Trade relations with Chile should evolve with a view to gaining access to some 100 million inhabitants of the region.

In addition, Chile has signed free-trade agreements with a whole network of countries that account for 63 percent of the world population and 86.3 percent of the global gross domestic product.

As Chile could become an entry point for Indonesian products to Latin America, trade relations with Chile should evolve with a view to gaining access to some 100 million inhabitants of the region.

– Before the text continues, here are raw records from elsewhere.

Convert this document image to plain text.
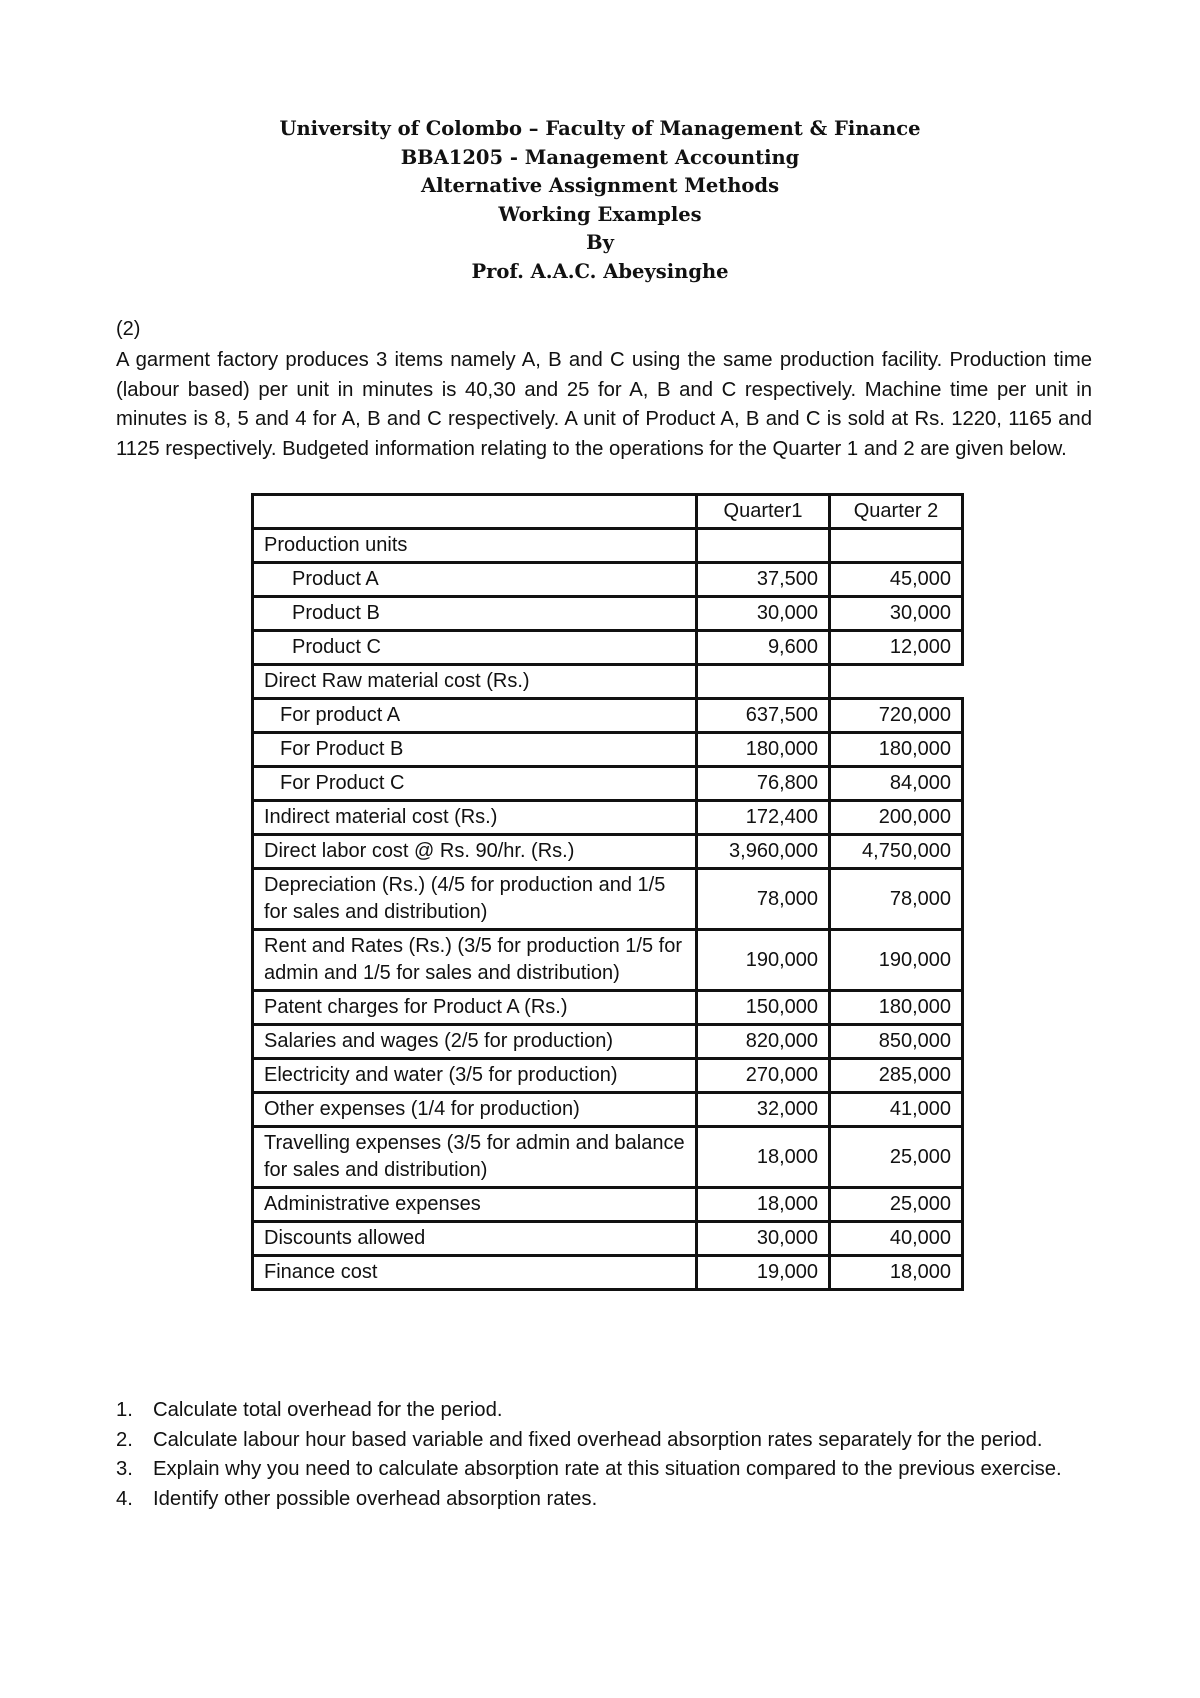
University of Colombo – Faculty of Management & Finance
BBA1205 - Management Accounting
Alternative Assignment Methods
Working Examples
By
Prof. A.A.C. Abeysinghe
(2)
A garment factory produces 3 items namely A, B and C using the same production facility. Production time (labour based) per unit in minutes is 40,30 and 25 for A, B and C respectively. Machine time per unit in minutes is 8, 5 and 4 for A, B and C respectively. A unit of Product A, B and C is sold at Rs. 1220, 1165 and 1125 respectively. Budgeted information relating to the operations for the Quarter 1 and 2 are given below.
	Quarter1	Quarter 2
Production units		
Product A	37,500	45,000
Product B	30,000	30,000
Product C	9,600	12,000
Direct Raw material cost (Rs.)		
For product A	637,500	720,000
For Product B	180,000	180,000
For Product C	76,800	84,000
Indirect material cost (Rs.)	172,400	200,000
Direct labor cost @ Rs. 90/hr. (Rs.)	3,960,000	4,750,000
Depreciation (Rs.) (4/5 for production and 1/5 for sales and distribution)	78,000	78,000
Rent and Rates (Rs.) (3/5 for production 1/5 for admin and 1/5 for sales and distribution)	190,000	190,000
Patent charges for Product A (Rs.)	150,000	180,000
Salaries and wages (2/5 for production)	820,000	850,000
Electricity and water (3/5 for production)	270,000	285,000
Other expenses (1/4 for production)	32,000	41,000
Travelling expenses (3/5 for admin and balance for sales and distribution)	18,000	25,000
Administrative expenses	18,000	25,000
Discounts allowed	30,000	40,000
Finance cost	19,000	18,000
1. Calculate total overhead for the period.
2. Calculate labour hour based variable and fixed overhead absorption rates separately for the period.
3. Explain why you need to calculate absorption rate at this situation compared to the previous exercise.
4. Identify other possible overhead absorption rates.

Chile holds a longstanding reputation as Indonesia’s important trade partner in the region. For this reason, Indonesia’s government bestowed the Primaduta Award on two Chilean companies — Adidas Chile and Midesa SA — in recognition of their efforts to increase Indonesian exports. They received the awards in 2015 and 2016 on the sidelines of the Trade Expo Indonesia. Adidas Chile won the same award again in 2018.

The IC-CEPA should solidify the existing bilateral trade. While already important partners, Indonesia and Chile have yet to tap the full potential of trade between them, which currently is still dominated by a handful of product types. In 2018 for instance, footwear was the main product type of Indonesian exports to Chile at $35.6 million, followed with a large gab by other products, such as fertilizer or motor cars at around $8 million.

With the IC-CEPA coming into force, more than 80 percent tariff posts of both countries have been eliminated, thus creating new avenues for enhanced bilateral trade. The main products of Indonesia that enjoy preferential access to Chile are palm oil and its derivatives, pulp and paper, food and beverages, automotive products, footwear, furniture, jewelry, textiles and others. On the other hand, some of the Chilean products with tariff-free access to Indonesia are honey, fresh fruit, olive oil, preserves and juices.

The IC-CEPA also includes chapters on technical aspects. These include sanitary and phytosanitary measures and technical barriers to trade, which mandates the establishment of a joint committee to resolve possible technical differences between the two sides. The agreement also touches on aspects of rules of origin and trade facilitation to simplify and harmonize customs procedures.

Likewise, a dispute settlement chapter was incorporated to allow the two countries to efficiently resolve possible differences that may arise in the implementation and execution of the agreement.

Improving trade relations, however, is always a work in progress. The IC-CEPA is indeed the essential modality to support Indonesia’s competitiveness within the Chilean market, but the journey does not stop there. The next stage is to move forward the trade negotiation on services and investment. As mandated by the agreement, both countries also need to activate the joint committee for tackling technical issues on bilateral trade.

The 16,000-kilometer distance between Indonesia and Chile has implications for the cost and duration of shipping and travelling. Herein lies the importance of having an Air Services Agreement to provide more affordable options. In time, this will contribute to the gradual effort of transforming Indonesia and Chile as natural complementary partners.

Representing among the finest of Latin America, Chile offers indisputable conditions to favor the growth of Indonesia’s foreign trade. Chile’s capacity to be the entry point of Indonesian products to the Latin America market, buttressed by its internal stability, are added values that will push Indonesia’s interest in entering one of these nontraditional markets. Current developments raise confidence that Indonesia and Chile will establish themselves as a platform of commercial exchange between Latin America and Asia Pacific.